Thai's normally have a one syllable nickname by which they are known to family and friends.

Edited by allane

If you could provide a copy of the name in Thai script it would help enormously. Thai script is very clear regarding pronunciation. Romanization of Thai can be very ambiguous and easily misunderstood.

https://en.wikipedia.org/wiki/Romanization_of_Thai

Thanks for your compassion.

you could also ask her for her nick name khun chur len arai krap(or ka if you are a woman speaker)

usually those are much easier for us falangs to pronounce

you could also ask her for her nick name khun chur len arai krap(or ka if you are a woman speaker)

usually those are much easier for us falangs to pronounce

Well, I asked my daughter if any of her many foreign teachers, so far, 20-30 people in 9 years, has ever pronounced her nickname correctly. It's "ทิฟฟี่" in English "Tiffy". She said "NO, no foreign teacher has ever pronounced my name correctly".

It's important to notice that she didn't say that they pronounced the name, but the tones were wrong. In her eyes, if the tones are wrong, it's just not her name.

She gets sad and angry if I say her name with a sloppy pronunciation. It is a tough, but a very efficient way to learn to say the falling tone. She is a good teacher. At the moment she is focusing on my pronunciation of p/t/k sounds at the end of a syllable. She makes fun of me when I get it wrong. "That's not how mummy says it." clap2.gif

Edited by bow

Real correct pronounciation can not be determined from some arbitrary transcript.

Without a picture/scan of the name in Thai script only a vague guess.

"Thachanok"

Many hits for "Thanchanok" transcription (girls, women).

Few for "Thachanok".

Check back!

Thanchanok in Thai: ธันย์ชนก

No example for "Than" found, meaning uncertain.

Chanok:

http://www.thai-language.com/id/140752 (father, patriarch)

Click on the speaker symbol.

Edited by KhunBENQ

I found some vague explanation for the first name like: (she) who looks after father.

A popular model? actress? "Thanchanok" aka, "bay bay".

You hear the name at about 16 sec in this video (bay bay than chanok):

Family name remains in the dark without Thai script.

No one uses it except for official purposes anyway.

Edited by KhunBENQ

The same goes for the 2nd name, it should probably be Ngamjarukriankrai, or in Thai งามจรุเกีรยงไกร

You can use the text-to-speech that are built-in in most smartphones, tablets and computers these days to let it pronounce the Thai script for you.

Or you could use the text-to-speech from Google translate, it's pretty good (although it seems to do better when the 2nd name is written as งามจรุเกียงไกร , ah well...:) )

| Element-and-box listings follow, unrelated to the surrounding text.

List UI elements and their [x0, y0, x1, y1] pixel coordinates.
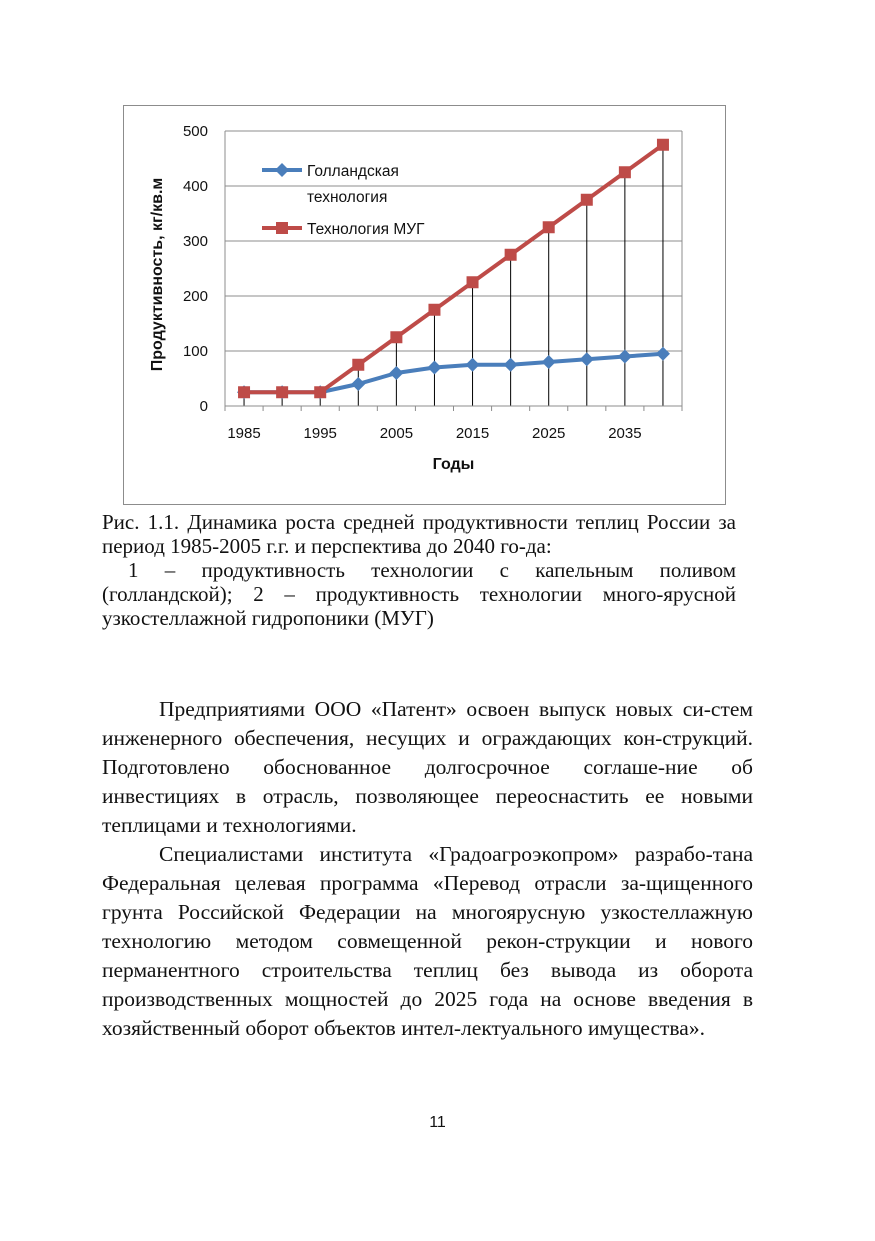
data-point-series-2	[505, 249, 517, 261]
data-point-series-1	[351, 377, 365, 391]
data-point-series-2	[543, 221, 555, 233]
y-tick-label: 500	[182, 123, 208, 140]
y-tick-label: 300	[182, 233, 208, 250]
x-tick-label: 1995	[303, 425, 337, 442]
data-point-series-2	[428, 304, 440, 316]
data-point-series-2	[657, 139, 669, 151]
data-point-series-1	[618, 350, 632, 364]
legend-marker-2	[276, 222, 288, 234]
x-tick-label: 2005	[379, 425, 414, 442]
data-point-series-1	[389, 366, 403, 380]
page-number: 11	[429, 1114, 446, 1131]
y-tick-label: 100	[182, 343, 208, 360]
data-point-series-2	[276, 386, 288, 398]
y-axis-title: Продуктивность, кг/кв.м	[149, 177, 166, 372]
data-point-series-2	[467, 276, 479, 288]
x-tick-label: 2035	[608, 425, 642, 442]
body-text	[102, 695, 753, 1043]
data-point-series-1	[504, 358, 518, 372]
legend-label-1: технология	[307, 189, 388, 206]
x-axis-title: Годы	[432, 456, 475, 473]
x-tick-label: 2015	[455, 425, 490, 442]
data-point-series-2	[314, 386, 326, 398]
data-point-series-1	[656, 347, 670, 361]
data-point-series-1	[466, 358, 480, 372]
legend-marker-1	[275, 163, 289, 177]
data-point-series-2	[390, 331, 402, 343]
paragraph-1: Предприятиями ООО «Патент» освоен выпуск новых си-стем инженерного обеспечения, несущих и ограждающих кон-струкций. Подготовлено обоснованное долгосрочное соглаше-ние об инвестициях в отрасль, позволяющее переоснастить ее новыми теплицами и технологиями.	[102, 697, 753, 837]
y-tick-label: 0	[199, 398, 208, 415]
legend-label-2: Технология МУГ	[307, 221, 425, 238]
series-line-1	[244, 354, 663, 393]
data-point-series-1	[542, 355, 556, 369]
series-line-2	[244, 145, 663, 393]
figure-chart	[123, 105, 726, 505]
line-chart	[124, 106, 727, 506]
data-point-series-2	[238, 386, 250, 398]
y-tick-label: 200	[182, 288, 208, 305]
data-point-series-1	[427, 361, 441, 375]
caption-title: Рис. 1.1. Динамика роста средней продуктивности теплиц России за период 1985-2005 г.г. и перспектива до 2040 го-да:	[102, 510, 736, 558]
figure-caption	[102, 510, 736, 630]
caption-legend-explanation: 1 – продуктивность технологии с капельным поливом (голландской); 2 – продуктивность технологии много-ярусной узкостеллажной гидропоники (МУГ)	[102, 558, 736, 630]
x-tick-label: 2025	[532, 425, 566, 442]
data-point-series-1	[580, 352, 594, 366]
legend-label-1: Голландская	[307, 163, 399, 180]
paragraph-2: Специалистами института «Градоагроэкопром» разрабо-тана Федеральная целевая программа «Перевод отрасли за-щищенного грунта Российской Федерации на многоярусную узкостеллажную технологию методом совмещенной рекон-струкции и нового перманентного строительства теплиц без вывода из оборота производственных мощностей до 2025 года на основе введения в хозяйственный оборот объектов интел-лектуального имущества».	[102, 842, 753, 1040]
data-point-series-2	[619, 166, 631, 178]
data-point-series-2	[581, 194, 593, 206]
y-tick-label: 400	[182, 178, 208, 195]
x-tick-label: 1985	[227, 425, 261, 442]
data-point-series-2	[352, 359, 364, 371]
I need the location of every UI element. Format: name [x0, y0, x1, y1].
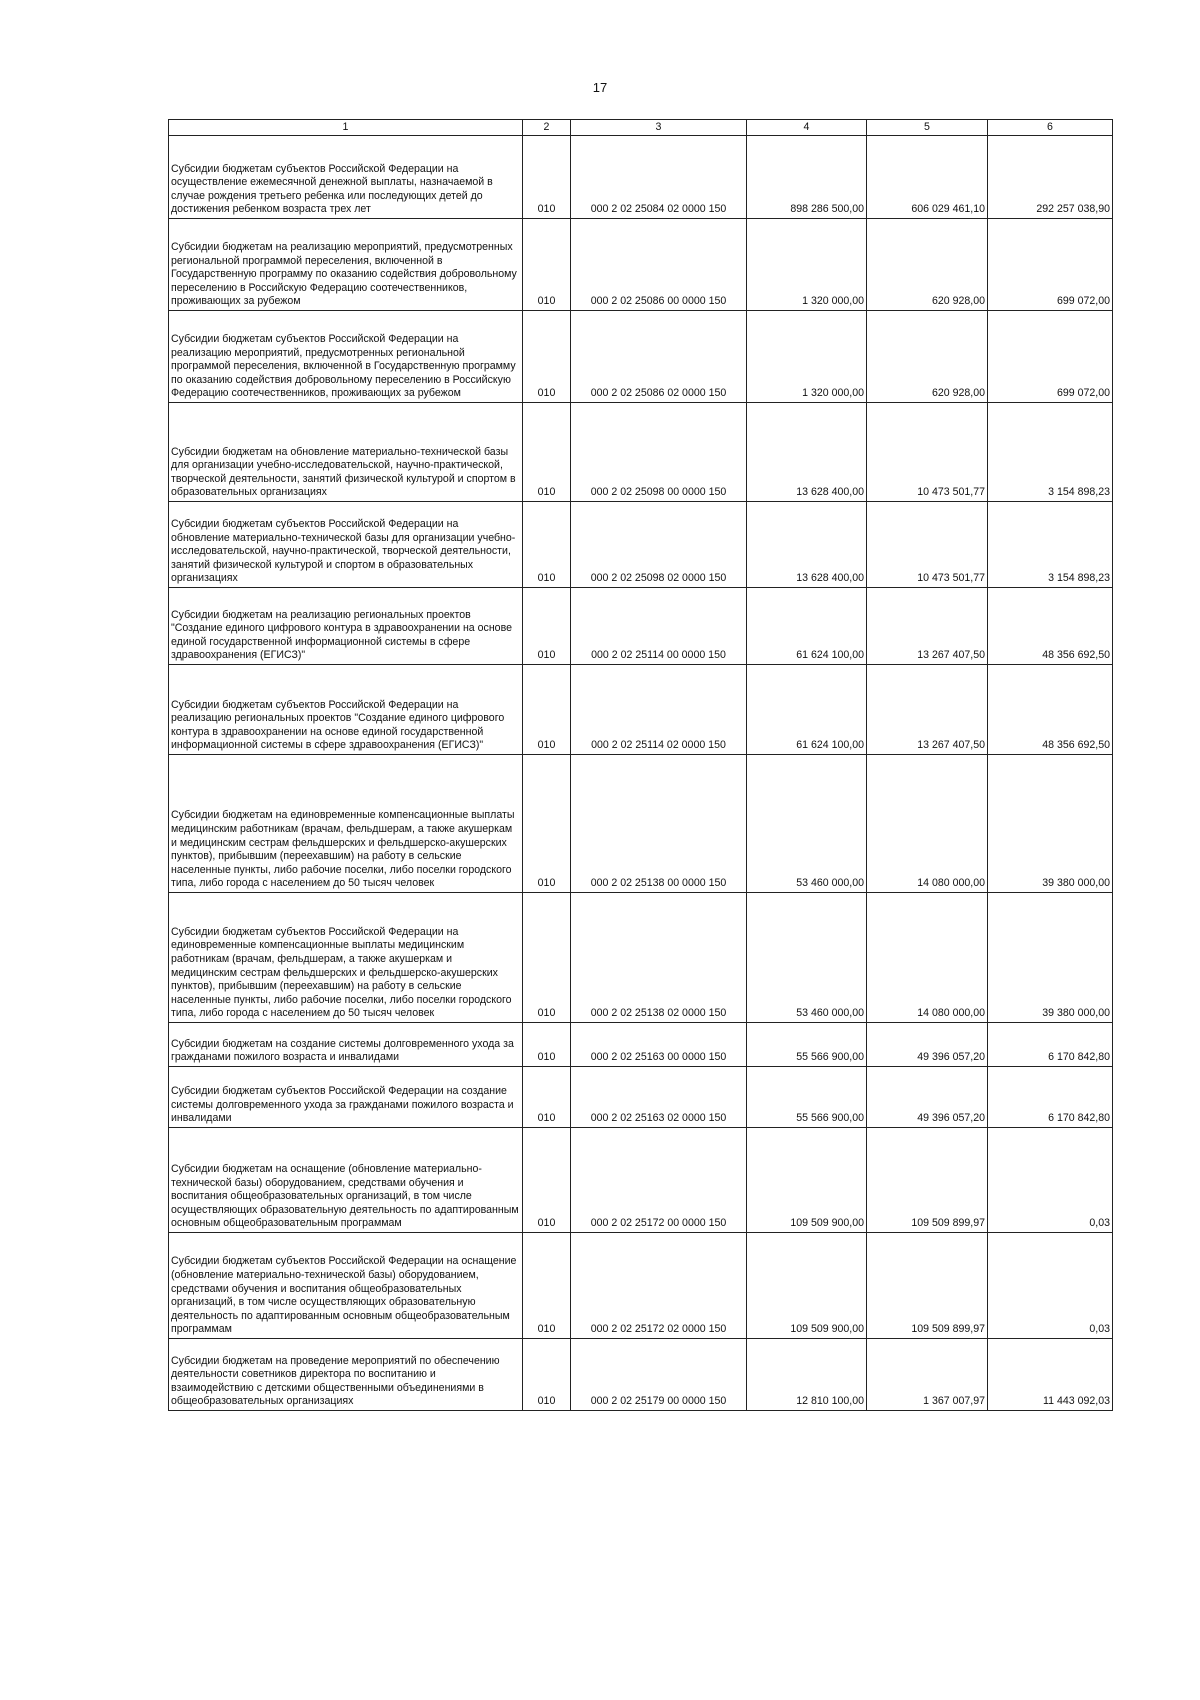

The last name Ngamjarukriankrai looks like one of those invented last names that the Thai government assigned to the upland minority people some 20 years ago.

The name with -n- is also spelt ธัญชนก, with very slightly more Google hits. Either way, the pronunciation is [M]than[H]cha[H]nok, though note that the final vowel barely occurs in British English. The best translation I can come up is 'prosperity-producer' (though the first syllable could also mean 'grain'); sometimes the prefix [M]than is to be translated simply as 'good'. As a Sanskrit adjective, the 'chanok' (janaka in Sanskrit) means 'generative', 'producing'. It so happens it can be used as a noun meaning 'progenitor' (and the Sanksrit 'chan' and Latin 'gen' are cognate).

I think there's a very good chance that the girl's nickname is [H]nok 'bird'.

I wonder if there is a play on words in the name of the young actress Patricia Thanchanok Good. (She goes by the name 'Pat'.)